Buy something requiring assembly of many parts in a particular sequence and the potential frustration level goes way up for many people.

Particularly if some of the parts aren’t made just right and don’t fit well.

Just about every dad has encountered this at one point or another in the middle of the night before Christmas morning.

When we are given accurate instructions for something that is very well-made, however, the experience of putting together a blessing is SO much more pleasant.

And so it is with instructions that come from the Lord for a life pleasing to Him and, ultimately, to ourselves.

I love how James 3 provides simple instructions for building a blessed life.

According to verse 3, a blessed life is not something based on status or abilities inherited from parents, but instead on an honorable life assembled with good works compelled by a desire for harmony with people, an attitude of gentleness and an absolute devotion to truthfulness and humility.

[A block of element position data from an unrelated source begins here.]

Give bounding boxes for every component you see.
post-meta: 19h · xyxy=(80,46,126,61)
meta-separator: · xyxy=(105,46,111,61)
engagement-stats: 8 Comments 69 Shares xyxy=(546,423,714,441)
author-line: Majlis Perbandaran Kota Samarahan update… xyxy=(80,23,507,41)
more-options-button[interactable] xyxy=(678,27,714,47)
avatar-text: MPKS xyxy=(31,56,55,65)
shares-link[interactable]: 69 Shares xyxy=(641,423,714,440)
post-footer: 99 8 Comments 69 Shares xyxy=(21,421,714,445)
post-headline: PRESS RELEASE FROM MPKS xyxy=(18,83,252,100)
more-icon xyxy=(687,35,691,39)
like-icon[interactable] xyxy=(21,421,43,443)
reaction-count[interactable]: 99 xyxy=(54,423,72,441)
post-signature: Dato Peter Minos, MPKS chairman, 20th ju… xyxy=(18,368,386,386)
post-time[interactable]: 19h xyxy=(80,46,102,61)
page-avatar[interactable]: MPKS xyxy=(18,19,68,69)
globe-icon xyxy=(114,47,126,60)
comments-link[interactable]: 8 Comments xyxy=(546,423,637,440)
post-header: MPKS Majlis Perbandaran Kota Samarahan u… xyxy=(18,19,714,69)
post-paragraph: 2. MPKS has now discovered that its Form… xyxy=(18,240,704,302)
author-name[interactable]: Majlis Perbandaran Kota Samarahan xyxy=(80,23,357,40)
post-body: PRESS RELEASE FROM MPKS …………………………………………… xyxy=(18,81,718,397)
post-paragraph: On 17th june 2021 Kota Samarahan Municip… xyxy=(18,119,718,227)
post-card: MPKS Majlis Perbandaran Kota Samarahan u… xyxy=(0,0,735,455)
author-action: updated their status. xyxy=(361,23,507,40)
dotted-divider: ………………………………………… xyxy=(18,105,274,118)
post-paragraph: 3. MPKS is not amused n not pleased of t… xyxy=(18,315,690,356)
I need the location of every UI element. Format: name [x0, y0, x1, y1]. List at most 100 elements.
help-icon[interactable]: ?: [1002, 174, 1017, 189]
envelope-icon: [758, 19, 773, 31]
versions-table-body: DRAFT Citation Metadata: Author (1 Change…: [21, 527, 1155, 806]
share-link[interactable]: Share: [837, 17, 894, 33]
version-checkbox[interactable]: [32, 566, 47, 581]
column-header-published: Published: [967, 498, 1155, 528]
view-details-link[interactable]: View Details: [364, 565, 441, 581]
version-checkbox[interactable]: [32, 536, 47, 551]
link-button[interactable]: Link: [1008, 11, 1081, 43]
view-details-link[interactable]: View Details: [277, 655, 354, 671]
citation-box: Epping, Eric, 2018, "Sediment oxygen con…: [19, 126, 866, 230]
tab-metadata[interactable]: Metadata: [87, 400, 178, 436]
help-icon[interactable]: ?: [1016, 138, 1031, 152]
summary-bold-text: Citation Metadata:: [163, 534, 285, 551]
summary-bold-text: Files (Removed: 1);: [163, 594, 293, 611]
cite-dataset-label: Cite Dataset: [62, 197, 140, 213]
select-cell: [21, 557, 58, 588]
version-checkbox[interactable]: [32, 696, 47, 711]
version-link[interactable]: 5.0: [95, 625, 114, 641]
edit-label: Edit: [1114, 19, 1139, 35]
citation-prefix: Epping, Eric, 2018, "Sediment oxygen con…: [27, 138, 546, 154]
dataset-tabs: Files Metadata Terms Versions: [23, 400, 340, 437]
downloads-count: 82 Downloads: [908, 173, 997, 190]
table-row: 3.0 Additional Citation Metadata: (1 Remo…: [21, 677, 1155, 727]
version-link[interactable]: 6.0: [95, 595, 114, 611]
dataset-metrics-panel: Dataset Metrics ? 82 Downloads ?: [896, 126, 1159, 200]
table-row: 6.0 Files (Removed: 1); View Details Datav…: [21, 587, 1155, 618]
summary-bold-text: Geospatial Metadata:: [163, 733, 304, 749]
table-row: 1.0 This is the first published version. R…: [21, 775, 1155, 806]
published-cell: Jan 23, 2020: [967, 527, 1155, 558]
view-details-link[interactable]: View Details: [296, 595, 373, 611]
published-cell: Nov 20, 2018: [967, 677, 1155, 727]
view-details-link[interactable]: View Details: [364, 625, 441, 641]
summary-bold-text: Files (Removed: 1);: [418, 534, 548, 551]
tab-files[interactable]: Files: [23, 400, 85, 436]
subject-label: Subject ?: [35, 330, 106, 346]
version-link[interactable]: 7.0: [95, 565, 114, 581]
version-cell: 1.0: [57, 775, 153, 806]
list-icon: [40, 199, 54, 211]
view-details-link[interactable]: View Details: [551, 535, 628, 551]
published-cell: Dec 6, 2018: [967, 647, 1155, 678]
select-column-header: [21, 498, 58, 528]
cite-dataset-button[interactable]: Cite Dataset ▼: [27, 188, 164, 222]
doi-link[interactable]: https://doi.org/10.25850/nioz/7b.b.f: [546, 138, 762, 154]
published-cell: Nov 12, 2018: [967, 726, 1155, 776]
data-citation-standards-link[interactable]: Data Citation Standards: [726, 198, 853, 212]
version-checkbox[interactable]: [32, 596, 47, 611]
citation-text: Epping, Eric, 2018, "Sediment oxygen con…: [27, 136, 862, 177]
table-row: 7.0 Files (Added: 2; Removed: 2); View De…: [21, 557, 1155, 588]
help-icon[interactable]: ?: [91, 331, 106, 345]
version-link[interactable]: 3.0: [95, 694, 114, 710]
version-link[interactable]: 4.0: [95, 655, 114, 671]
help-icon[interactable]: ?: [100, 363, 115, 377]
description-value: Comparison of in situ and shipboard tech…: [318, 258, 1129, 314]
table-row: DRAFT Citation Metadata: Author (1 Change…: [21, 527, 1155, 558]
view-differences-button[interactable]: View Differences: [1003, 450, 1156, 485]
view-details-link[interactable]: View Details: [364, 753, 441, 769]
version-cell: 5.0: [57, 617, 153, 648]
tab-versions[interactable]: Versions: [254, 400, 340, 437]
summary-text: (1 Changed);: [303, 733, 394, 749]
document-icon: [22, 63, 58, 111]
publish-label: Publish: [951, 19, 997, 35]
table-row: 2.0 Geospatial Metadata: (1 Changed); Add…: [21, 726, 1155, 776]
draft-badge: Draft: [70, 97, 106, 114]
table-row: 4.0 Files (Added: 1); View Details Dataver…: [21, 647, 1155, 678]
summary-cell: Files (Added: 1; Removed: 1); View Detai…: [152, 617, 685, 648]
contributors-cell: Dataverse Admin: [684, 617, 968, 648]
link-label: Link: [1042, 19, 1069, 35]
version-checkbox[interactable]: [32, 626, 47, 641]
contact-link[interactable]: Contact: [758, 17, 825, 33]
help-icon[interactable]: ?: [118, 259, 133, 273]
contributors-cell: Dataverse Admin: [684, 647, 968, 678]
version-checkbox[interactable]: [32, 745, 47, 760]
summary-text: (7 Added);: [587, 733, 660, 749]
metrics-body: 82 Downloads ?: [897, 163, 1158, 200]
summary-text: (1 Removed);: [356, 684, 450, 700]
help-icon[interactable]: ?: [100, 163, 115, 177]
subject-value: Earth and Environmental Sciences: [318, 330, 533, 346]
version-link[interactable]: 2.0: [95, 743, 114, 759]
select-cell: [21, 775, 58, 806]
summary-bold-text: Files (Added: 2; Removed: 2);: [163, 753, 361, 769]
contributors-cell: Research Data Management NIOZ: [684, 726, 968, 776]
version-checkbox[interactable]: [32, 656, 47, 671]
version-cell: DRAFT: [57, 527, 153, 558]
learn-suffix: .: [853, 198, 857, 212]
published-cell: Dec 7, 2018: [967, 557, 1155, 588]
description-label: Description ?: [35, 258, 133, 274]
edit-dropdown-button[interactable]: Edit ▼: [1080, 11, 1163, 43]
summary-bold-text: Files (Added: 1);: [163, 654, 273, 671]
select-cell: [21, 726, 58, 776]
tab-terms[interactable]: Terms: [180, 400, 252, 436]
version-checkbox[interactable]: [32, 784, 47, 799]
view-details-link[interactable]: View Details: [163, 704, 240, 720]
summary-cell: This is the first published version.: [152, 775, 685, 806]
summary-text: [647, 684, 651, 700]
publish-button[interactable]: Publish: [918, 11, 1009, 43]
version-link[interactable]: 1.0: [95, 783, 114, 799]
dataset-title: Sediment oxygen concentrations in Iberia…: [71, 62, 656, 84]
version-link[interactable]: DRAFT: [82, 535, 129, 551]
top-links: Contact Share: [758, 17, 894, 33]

This assembly of a blessed life also includes the predisposition toward sincerity, avoidance of playing favorites and a desire for peace within our relationships.

So how does this product of faith look when good works, humility, unselfishness, harmony, gentleness, truthfulness, humility, sincerity and non-favoritism are assembled?

Verse 18 says that such people “reap a harvest of righteousness.”

Now that’s a very good thing because that means such people WILL see the Lord in the next life (Hebrews 12:14),

Please follow God’s instructions for assembling a holy, righteous life rather than your opinions and hunches. I’ll try to do the same and we can look forward to that glorious day when our work at assembling and re-assembling the perfected life will stop because we’ve entered God’s presence.